Patrick Piro  • 11 juin 2009 abonné·es
Europe écologie : Que faire de la victoire ?

Les écologistes avaient-ils déjà connu une telle ivresse ? Personne pour s’en souvenir en tout cas. Balayé le vieux record des 10,59 % d’Antoine Waechter de 1989, autre époque.
À la Bellevilloise, le siège parisien de la soirée électorale, l’émotion a rebondi par paliers bien au-delà de minuit, à mesure que les estimations sorties des urnes, chaque fois plus flatteuses, délivraient leur bonus : le MoDem si loin, le PS si proche, un impensable 16,2 % de moyenne nationale. Et 14 députés élus ! « Mais c’est qui ?, compte et recompte Alain Lipietz, éberlué et enjoué. Ah, c’est Jean-Luc Bennahmias qui revient chez les Verts ! »

À 22 heures, Daniel Cohn-Bendit surgit enfin, saoulé de directs télévisés, acclamé comme jamais par un ­peuple écolo mélangé, où se distinguent de nombreux jeunes. « Premier objectif, au Parlement européen : forger une majorité qui refusera la reconduction de Manuel Barroso à la tête de la Commission européenne ! »
Le chef d’orchestre de ce succès magistral, c’est lui. Et il en est convaincu : par le résultat d’Europe Écologie, au-delà de toute espérance, il a montré la voie aux écologistes français. « Nous avions un projet, une volonté et une stratégie. Aujourd’hui restera le D-Day de l’écologie politique… Pourvu que nous sachions prolonger cette dynamique ! Cette rencontre est comme une histoire d’amour : après l’éblouissement initial, il faut imaginer la suite. »

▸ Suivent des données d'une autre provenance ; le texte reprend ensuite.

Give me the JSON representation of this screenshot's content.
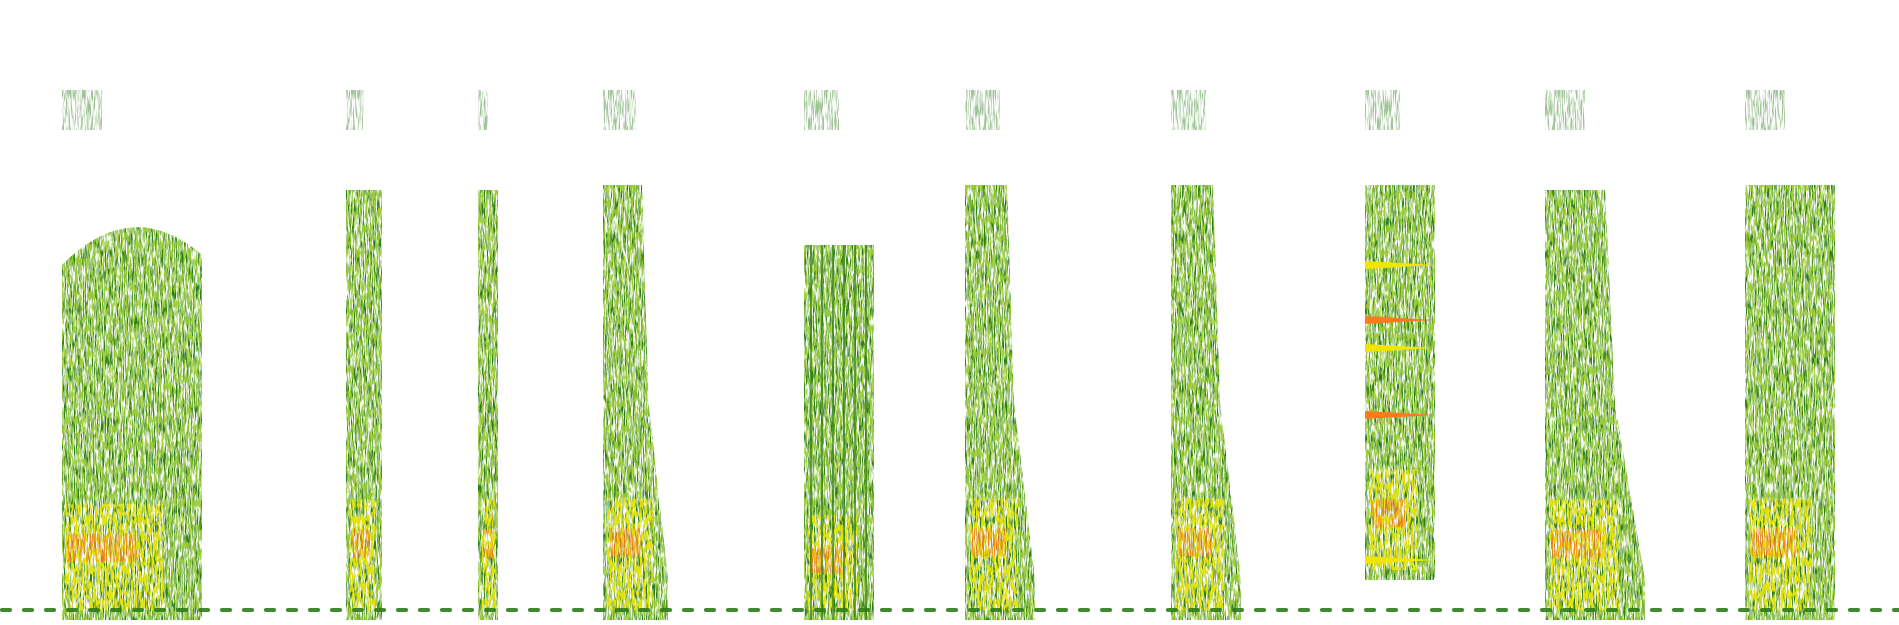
{
  "image": {
    "kind": "spectrogram",
    "background": "#ffffff",
    "colors": {
      "low": "#2e7d1a",
      "mid": "#9acd32",
      "high": "#f2e600",
      "peak": "#ff7a1a",
      "max": "#e8341a"
    }
  }
}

Dans les semaines qui suivent, les analyses et les bilans iront bon train chez les écologistes pour dégager les ingrédients essentiels d’une recette historique. Cécile Duflot, secrétaire nationale des Verts, les décline sur un autre registre que Daniel Cohn-Bendit : confiance, cohérence, diversité.
Les craintes les plus importantes concernaient la disparité du front que ce dernier avait souhaité constituer, « de Bové à Hulot ». Hulot n’est pas venu, mais Antoine Waechter a fait un bref bout de chemin, et Corinne Lepage fut pressentie, avant de rejoindre le MoDem. Dont le président, François Bayrou, avait approché la juge Eva Joly, colistière de Cohn-Bendit en Île-de-France.
La cohésion est pourtant venue, et par là où les sceptiques s’y attendaient le moins : le programme. Les premières moutures insistaient fortement sur l’urgence écologique, laissant craindre une campagne de communication exploitant essentiellement le « casting » flatteur des têtes de liste – Verts, personnalités, associatifs. Puis le programme s’est structuré pour se muer en une orientation politique, fondée sur la « conversion écologique de l’économie » et dotée d’engagements pour un « bouclier social » européen : pour une clause de « non-régression sociale » , vers un revenu minimum d’existence et un revenu maximum, pour un moratoire sur toute nouvelle libéralisation. « C’est une avancée programmatique, constate Patrick Farbiaz, l’une des chevilles ouvrières de la campagne. Nous avons progressé par le social, et la diversité n’aura pas été un affadissement. » Un moment redouté, le clivage entre les partisans du « non » et du « oui » au traité européen de 2005 a été dépassé « grâce à un vrai travail sur le fond » , juge Jean-Vincent Placé, membre du collège exécutif du parti écologiste. Des Verts ont également joué le jeu sans fausse note, établissant des liens de confiance avec leurs partenaires, reconnaît José Bové : « Les vieilles manières de faire de la politique, c’est terminé. »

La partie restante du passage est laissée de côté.